2. Small Is Not Always Purer Than Big

Carney also points out that when President Bill Clinton was trying to enact universal health coverage, the "Big 5" health insurers were initially more favorable to the prospect of legislation than the small and mid-size insurers, suggesting that Clinton's intention was to favor the big and crush the small.

But in that case, the smaller insurers at the time simply held the more immoral ground. As noted in the book, "The System," the smaller insurers were defending the practice of "redlining" other small businesses with "elderly or accident-prone workforces," a practice that denied coverage to millions with pre-existing conditions. Clinton was trying to cultivate support from the most likely places, not trying to give bigger companies favorable treatment because of their size. (Though his team was not very flexible and he eventually failed to win the support of the big insurers too.)

Furthermore, there's nothing stopping a liberal regulatory bill from adhering to the needs of small businesses when warranted. President Obama's health care bill makes plenty of accommodations for small businesses.

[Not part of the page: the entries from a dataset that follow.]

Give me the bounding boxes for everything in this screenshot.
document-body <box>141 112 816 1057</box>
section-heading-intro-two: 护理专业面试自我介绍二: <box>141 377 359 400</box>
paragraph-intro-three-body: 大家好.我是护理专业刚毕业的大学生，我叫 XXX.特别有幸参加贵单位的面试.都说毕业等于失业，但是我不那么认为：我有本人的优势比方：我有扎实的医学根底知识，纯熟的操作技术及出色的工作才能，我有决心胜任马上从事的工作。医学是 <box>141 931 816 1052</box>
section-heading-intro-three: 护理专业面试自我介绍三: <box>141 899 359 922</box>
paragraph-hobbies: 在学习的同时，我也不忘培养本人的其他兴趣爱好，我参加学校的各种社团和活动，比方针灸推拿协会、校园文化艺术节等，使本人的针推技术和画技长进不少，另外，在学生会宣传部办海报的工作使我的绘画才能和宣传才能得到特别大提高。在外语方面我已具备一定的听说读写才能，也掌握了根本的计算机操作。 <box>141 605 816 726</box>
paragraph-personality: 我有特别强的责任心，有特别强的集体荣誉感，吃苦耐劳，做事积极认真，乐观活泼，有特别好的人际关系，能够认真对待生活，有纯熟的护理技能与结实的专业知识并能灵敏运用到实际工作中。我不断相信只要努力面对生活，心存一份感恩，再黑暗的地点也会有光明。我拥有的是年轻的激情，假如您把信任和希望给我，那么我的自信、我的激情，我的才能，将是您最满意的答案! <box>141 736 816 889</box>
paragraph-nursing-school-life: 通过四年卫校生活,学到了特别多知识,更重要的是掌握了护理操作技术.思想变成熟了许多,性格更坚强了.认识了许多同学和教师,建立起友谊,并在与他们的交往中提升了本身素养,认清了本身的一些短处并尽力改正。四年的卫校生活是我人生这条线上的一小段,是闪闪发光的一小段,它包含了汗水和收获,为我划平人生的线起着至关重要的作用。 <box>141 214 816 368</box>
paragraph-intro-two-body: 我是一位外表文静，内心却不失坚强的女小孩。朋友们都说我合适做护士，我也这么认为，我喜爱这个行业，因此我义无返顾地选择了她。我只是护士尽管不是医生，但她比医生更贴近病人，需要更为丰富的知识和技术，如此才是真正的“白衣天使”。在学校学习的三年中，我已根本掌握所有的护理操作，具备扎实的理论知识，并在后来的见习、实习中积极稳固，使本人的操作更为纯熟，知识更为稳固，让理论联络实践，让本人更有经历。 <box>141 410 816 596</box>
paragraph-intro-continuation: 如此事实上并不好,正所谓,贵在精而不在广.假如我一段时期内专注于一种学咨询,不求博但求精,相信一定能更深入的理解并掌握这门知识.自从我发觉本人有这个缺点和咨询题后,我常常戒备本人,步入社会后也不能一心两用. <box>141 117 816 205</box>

Carney also criticizes Obama's food safety bill, linking to an older post of his charging the bill with harming the ability of small farms to compete. But the final bill responded to those concerns and had exemptions for small farmers.

Liberalism is flexible. Libertarianism is not. Which brings me to my last point.

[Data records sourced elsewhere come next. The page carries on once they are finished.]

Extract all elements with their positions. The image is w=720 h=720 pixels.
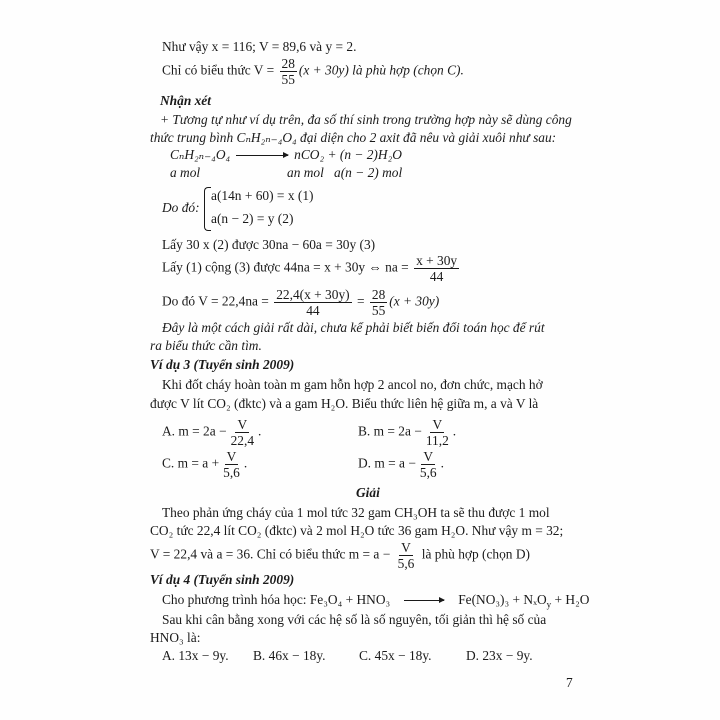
text: A. m = 2a − — [162, 423, 227, 439]
do-do-label: Do đó: — [162, 200, 200, 215]
arrow-icon — [236, 155, 288, 156]
text: (x + 30y) là phù hợp (chọn C). — [298, 62, 464, 78]
formula-line — [162, 56, 464, 87]
denominator: 5,6 — [419, 465, 437, 480]
formula-line — [162, 287, 439, 318]
subscript: y — [546, 599, 552, 610]
arrow-icon — [404, 600, 444, 601]
text-line: được V lít CO₂ (đktc) và a gam H₂O. Biểu thức liên hệ giữa m, a và V là — [150, 396, 539, 411]
fraction — [229, 417, 256, 448]
text: D. m = a − — [358, 455, 416, 471]
heading-nhan-xet: Nhận xét — [160, 93, 211, 108]
text: Chỉ có biểu thức V = — [162, 62, 275, 78]
reactant: CₙH₂ₙ₋₄O₄ — [170, 147, 231, 162]
numerator: 22,4(x + 30y) — [276, 287, 350, 302]
denominator: 5,6 — [223, 465, 240, 480]
mol-an: an mol — [287, 165, 324, 180]
fraction — [424, 417, 451, 448]
numerator: V — [237, 417, 248, 432]
option-b: B. 46x − 18y. — [253, 648, 326, 663]
fraction — [414, 253, 459, 284]
text-line: Lấy 30 x (2) được 30na − 60a = 30y (3) — [162, 237, 376, 252]
text: là phù hợp (chọn D) — [421, 546, 530, 562]
option-c: C. 45x − 18y. — [359, 648, 432, 663]
text: V = 22,4 và a = 36. Chỉ có biểu thức m = a − — [150, 546, 391, 562]
mol-a: a mol — [170, 165, 201, 180]
equation-2: a(n − 2) = y (2) — [211, 211, 294, 226]
formula-line — [150, 540, 530, 571]
denominator: 55 — [371, 303, 386, 318]
numerator: V — [423, 449, 434, 464]
mol-an2: a(n − 2) mol — [334, 165, 403, 180]
denominator: 44 — [429, 269, 444, 284]
products: nCO₂ + (n − 2)H₂O — [294, 147, 402, 162]
text: (x + 30y) — [389, 293, 440, 309]
text: . — [440, 455, 444, 471]
denominator: 22,4 — [230, 433, 255, 448]
option-d: D. 23x − 9y. — [466, 648, 533, 663]
heading-example-4: Ví dụ 4 (Tuyển sinh 2009) — [150, 572, 295, 587]
fraction — [274, 287, 351, 318]
brace-icon — [204, 187, 211, 231]
text-line: + Tương tự như ví dụ trên, đa số thí sinh trong trường hợp này sẽ dùng công — [160, 112, 572, 127]
denominator: 5,6 — [397, 556, 415, 571]
option-c — [162, 449, 247, 480]
numerator: V — [226, 449, 237, 464]
option-a — [162, 417, 261, 448]
text: Do đó V = 22,4na = — [162, 293, 269, 309]
reaction-line — [162, 592, 589, 613]
fraction — [396, 540, 417, 571]
reaction-line — [170, 147, 402, 163]
equation-1: a(14n + 60) = x (1) — [211, 188, 314, 203]
option-d — [358, 449, 444, 480]
text-line: Khi đốt cháy hoàn toàn m gam hỗn hợp 2 ancol no, đơn chức, mạch hở — [162, 377, 543, 392]
option-a: A. 13x − 9y. — [162, 648, 229, 663]
text-line: Sau khi cân bằng xong với các hệ số là số nguyên, tối giản thì hệ số của — [162, 612, 547, 627]
text: = — [356, 293, 365, 309]
text-line: thức trung bình CₙH₂ₙ₋₄O₄ đại diện cho 2 axit đã nêu và giải xuôi như sau: — [150, 130, 557, 145]
heading-giai: Giải — [356, 485, 380, 500]
denominator: 44 — [306, 303, 320, 318]
text: Fe(NO₃)₃ + NₓO — [458, 592, 547, 607]
fraction — [418, 449, 439, 480]
heading-example-3: Ví dụ 3 (Tuyển sinh 2009) — [150, 357, 295, 372]
text: . — [243, 455, 248, 471]
text: B. m = 2a − — [358, 423, 422, 439]
text-line: Theo phản ứng cháy của 1 mol tức 32 gam CH₃OH ta sẽ thu được 1 mol — [162, 505, 550, 520]
denominator: 11,2 — [425, 433, 449, 448]
option-b — [358, 417, 456, 448]
text-line: Như vậy x = 116; V = 89,6 và y = 2. — [162, 39, 357, 54]
numerator: x + 30y — [416, 253, 458, 268]
text-line: ra biểu thức cần tìm. — [150, 338, 262, 353]
numerator: 28 — [281, 56, 295, 71]
numerator: 28 — [371, 287, 386, 302]
text-line: Đây là một cách giải rất dài, chưa kể phải biết biến đổi toán học để rút — [162, 320, 545, 335]
text-line: CO₂ tức 22,4 lít CO₂ (đktc) và 2 mol H₂O tức 36 gam H₂O. Như vậy m = 32; — [150, 523, 564, 538]
text: . — [258, 423, 262, 439]
denominator: 55 — [281, 72, 295, 87]
fraction — [370, 287, 387, 318]
text: C. m = a + — [162, 455, 220, 471]
numerator: V — [401, 540, 411, 555]
fraction — [280, 56, 297, 87]
text: Cho phương trình hóa học: Fe₃O₄ + HNO₃ — [162, 592, 391, 607]
text: + H₂O — [551, 592, 590, 607]
page-number: 7 — [566, 675, 573, 690]
text: Lấy (1) cộng (3) được 44na = x + 30y ⇔ na = — [162, 259, 409, 275]
formula-line — [162, 253, 461, 284]
numerator: V — [432, 417, 443, 432]
fraction — [221, 449, 242, 480]
text: . — [452, 423, 457, 439]
text-line: HNO₃ là: — [150, 630, 201, 645]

3. Our Policies Should Reflect More Than One Value

I suppose one could argue that we shouldn't have regulations that only bigger businesses might be able follow. Why shouldn't a smaller insurance company be allowed to stay in businesses by shunning more expensive customers?

The thread in the Carney, Zingales and Lewis critiques is that any bargain struck with corporations risks "meritocracy" in Lewis' words, "freedom of entry" in Zingales' and "competition" in Carney's.

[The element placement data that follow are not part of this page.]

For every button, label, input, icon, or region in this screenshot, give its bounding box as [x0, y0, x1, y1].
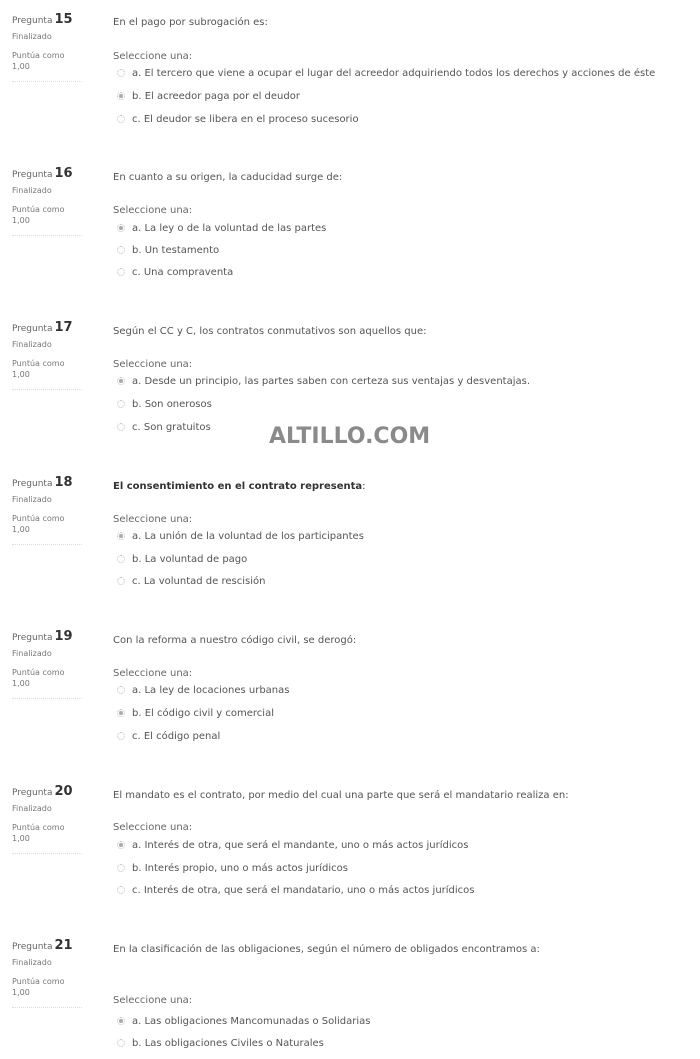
- answer-option[interactable]: [117, 67, 655, 81]
- option-label: c. El deudor se libera en el proceso sucesorio: [132, 114, 359, 125]
- radio-button[interactable]: [117, 841, 125, 849]
- grade-value: 1,00: [12, 679, 30, 688]
- question-content: [113, 785, 700, 896]
- question-state: Finalizado: [12, 804, 52, 813]
- answer-option[interactable]: [117, 222, 326, 236]
- info-divider: [12, 389, 82, 390]
- question-number: [12, 939, 82, 954]
- question-prefix: Pregunta: [12, 788, 53, 798]
- question-info: [12, 167, 82, 226]
- question-text-main: El consentimiento en el contrato representa: [113, 481, 363, 492]
- answer-option[interactable]: [117, 553, 247, 567]
- question-state: Finalizado: [12, 186, 52, 195]
- question-grade: [12, 976, 82, 998]
- question-info: [12, 13, 82, 72]
- grade-label: Puntúa como: [12, 359, 65, 368]
- radio-button[interactable]: [117, 864, 125, 872]
- question-content: [113, 13, 700, 125]
- question-number-value: 18: [54, 475, 73, 490]
- grade-label: Puntúa como: [12, 51, 65, 60]
- question-text: Con la reforma a nuestro código civil, se derogó:: [113, 635, 357, 646]
- radio-button[interactable]: [117, 709, 125, 717]
- answer-option[interactable]: [117, 839, 469, 853]
- option-label: a. La unión de la voluntad de los participantes: [132, 531, 364, 542]
- grade-value: 1,00: [12, 62, 30, 71]
- radio-button[interactable]: [117, 69, 125, 77]
- radio-button[interactable]: [117, 246, 125, 254]
- question-prefix: Pregunta: [12, 942, 53, 952]
- question-info: [12, 939, 82, 998]
- option-label: c. Una compraventa: [132, 267, 234, 278]
- grade-label: Puntúa como: [12, 514, 65, 523]
- select-prompt: Seleccione una:: [113, 995, 193, 1006]
- answer-option[interactable]: [117, 398, 212, 412]
- answer-option[interactable]: [117, 575, 265, 589]
- answer-option[interactable]: [117, 730, 220, 744]
- radio-button[interactable]: [117, 1017, 125, 1025]
- question-text-suffix: :: [362, 481, 366, 492]
- question-grade: [12, 204, 82, 226]
- radio-button[interactable]: [117, 377, 125, 385]
- select-prompt: Seleccione una:: [113, 668, 193, 679]
- grade-label: Puntúa como: [12, 205, 65, 214]
- option-label: b. La voluntad de pago: [132, 554, 248, 565]
- question-number-value: 21: [54, 938, 73, 953]
- option-label: b. El acreedor paga por el deudor: [132, 91, 300, 102]
- option-label: b. Interés propio, uno o más actos jurídicos: [132, 863, 348, 874]
- option-label: c. Son gratuitos: [132, 422, 211, 433]
- answer-option[interactable]: [117, 862, 348, 876]
- question-state: Finalizado: [12, 958, 52, 967]
- question-text: En el pago por subrogación es:: [113, 17, 268, 28]
- info-divider: [12, 544, 82, 545]
- question-number-value: 15: [54, 12, 73, 27]
- grade-value: 1,00: [12, 988, 30, 997]
- radio-button[interactable]: [117, 532, 125, 540]
- answer-option[interactable]: [117, 375, 530, 389]
- info-divider: [12, 235, 82, 236]
- option-label: b. El código civil y comercial: [132, 708, 274, 719]
- grade-label: Puntúa como: [12, 977, 65, 986]
- question-prefix: Pregunta: [12, 479, 53, 489]
- select-prompt: Seleccione una:: [113, 51, 193, 62]
- option-label: c. La voluntad de rescisión: [132, 576, 266, 587]
- question-number: [12, 785, 82, 800]
- question-content: [113, 630, 700, 742]
- answer-option[interactable]: [117, 90, 300, 104]
- radio-button[interactable]: [117, 577, 125, 585]
- question-number-value: 17: [54, 320, 73, 335]
- radio-button[interactable]: [117, 115, 125, 123]
- grade-value: 1,00: [12, 370, 30, 379]
- option-label: a. Interés de otra, que será el mandante, uno o más actos jurídicos: [132, 840, 469, 851]
- info-divider: [12, 1007, 82, 1008]
- question-text: [113, 480, 700, 494]
- question-text: Según el CC y C, los contratos conmutativos son aquellos que:: [113, 326, 427, 337]
- answer-option[interactable]: [117, 684, 289, 698]
- question-grade: [12, 822, 82, 844]
- answer-option[interactable]: [117, 1015, 371, 1029]
- question-state: Finalizado: [12, 495, 52, 504]
- radio-button[interactable]: [117, 400, 125, 408]
- radio-button[interactable]: [117, 555, 125, 563]
- select-prompt: Seleccione una:: [113, 359, 193, 370]
- grade-value: 1,00: [12, 834, 30, 843]
- select-prompt: Seleccione una:: [113, 514, 193, 525]
- question-number-value: 20: [54, 784, 73, 799]
- answer-option[interactable]: [117, 421, 211, 435]
- question-state: Finalizado: [12, 340, 52, 349]
- answer-option[interactable]: [117, 244, 219, 258]
- question-text: En la clasificación de las obligaciones, según el número de obligados encontramos a:: [113, 944, 540, 955]
- question-info: [12, 785, 82, 844]
- grade-value: 1,00: [12, 525, 30, 534]
- question-grade: [12, 667, 82, 689]
- question-number: [12, 167, 82, 182]
- answer-option[interactable]: [117, 1037, 324, 1051]
- question-state: Finalizado: [12, 649, 52, 658]
- info-divider: [12, 81, 82, 82]
- answer-option[interactable]: [117, 113, 359, 127]
- select-prompt: Seleccione una:: [113, 822, 193, 833]
- question-content: [113, 167, 700, 278]
- radio-button[interactable]: [117, 92, 125, 100]
- grade-label: Puntúa como: [12, 668, 65, 677]
- question-info: [12, 476, 82, 535]
- question-grade: [12, 513, 82, 535]
- question-prefix: Pregunta: [12, 324, 53, 334]
- question-prefix: Pregunta: [12, 170, 53, 180]
- question-content: [113, 476, 700, 587]
- option-label: a. Las obligaciones Mancomunadas o Solidarias: [132, 1016, 371, 1027]
- question-prefix: Pregunta: [12, 16, 53, 26]
- question-text: El mandato es el contrato, por medio del cual una parte que será el mandatario realiza en:: [113, 790, 569, 801]
- grade-value: 1,00: [12, 216, 30, 225]
- question-content: [113, 939, 700, 1049]
- option-label: b. Las obligaciones Civiles o Naturales: [132, 1038, 324, 1049]
- question-number: [12, 321, 82, 336]
- radio-button[interactable]: [117, 224, 125, 232]
- answer-option[interactable]: [117, 266, 233, 280]
- question-number: [12, 13, 82, 28]
- question-grade: [12, 50, 82, 72]
- watermark-logo: ALTILLO.COM: [269, 424, 431, 449]
- question-info: [12, 630, 82, 689]
- question-content: [113, 321, 700, 433]
- option-label: b. Son onerosos: [132, 399, 212, 410]
- question-grade: [12, 358, 82, 380]
- answer-option[interactable]: [117, 884, 475, 898]
- question-prefix: Pregunta: [12, 633, 53, 643]
- option-label: a. Desde un principio, las partes saben con certeza sus ventajas y desventajas.: [132, 376, 531, 387]
- radio-button[interactable]: [117, 268, 125, 276]
- radio-button[interactable]: [117, 423, 125, 431]
- question-number: [12, 630, 82, 645]
- option-label: a. La ley de locaciones urbanas: [132, 685, 290, 696]
- option-label: c. Interés de otra, que será el mandatario, uno o más actos jurídicos: [132, 885, 475, 896]
- info-divider: [12, 698, 82, 699]
- select-prompt: Seleccione una:: [113, 205, 193, 216]
- option-label: b. Un testamento: [132, 245, 220, 256]
- question-info: [12, 321, 82, 380]
- option-label: c. El código penal: [132, 731, 221, 742]
- question-text: En cuanto a su origen, la caducidad surge de:: [113, 172, 343, 183]
- option-label: a. La ley o de la voluntad de las partes: [132, 223, 327, 234]
- question-number-value: 19: [54, 629, 73, 644]
- radio-button[interactable]: [117, 732, 125, 740]
- question-number: [12, 476, 82, 491]
- radio-button[interactable]: [117, 886, 125, 894]
- info-divider: [12, 853, 82, 854]
- question-state: Finalizado: [12, 32, 52, 41]
- radio-button[interactable]: [117, 1039, 125, 1047]
- answer-option[interactable]: [117, 530, 364, 544]
- option-label: a. El tercero que viene a ocupar el lugar del acreedor adquiriendo todos los derechos y acciones de éste: [132, 68, 656, 79]
- answer-option[interactable]: [117, 707, 274, 721]
- question-number-value: 16: [54, 166, 73, 181]
- radio-button[interactable]: [117, 686, 125, 694]
- grade-label: Puntúa como: [12, 823, 65, 832]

All good values for a healthy market, values which smart regulations can and should respect. But there are other values to think about too.

We also need markets where business freedom doesn't negate individual freedom. The customer needs "freedom of entry" too.

For example, Zingales recently proposed scrapping our system of subsidized student loans in favor of a system where private venture capitalists invest in students -- specifically, "bright students" -- in exchange for a portion of the student's eventual income. He makes the case that it would save money. Maybe. But I see nothing in his argument that even considers if there would be enough money to ensure everyone who wants to go to college would be "free" to enter college without worrying about debilitating debt.

Carney criticizes my praise of President Lyndon Johnson's Transportation Department, saying of course big businesses would get behind that because it would "become a huge treasure trove of government contracts." Um, so what? Transportation infrastructure is an area that government simply has to play the dominant role. Roads and rail and air routes can't be randomly built if we ever want to be free to reliably get from Point A to Point B. Some entity has to connect the dots and keep everything safe.

Either our government is going to do it all itself, or it will contract some of the work out to private companies. So long as the contracting process is fair and open, there is no "crony capitalism" to speak of. Only a radical libertarian could object.

The conservative trio appears to hold libertarian market values above all else. Zingales writes, "A pro-market advocate defends freedom of entry in all cases." Really? No matter how bad the operator? Even if it means letting a climate crisis metastasize unabated, or sparking another global financial crisis? That value must trump all?

Liberalism in practice is not so rigid. It balances important values that are sometimes in tension. It is willing to hear out opposing views and make strategic concessions in pursuit of the greater good. It keeps experimenting and improving and refining.

And because of that, we have a five-day work week, safe food, an interstate highway system, and soon, near universal health coverage.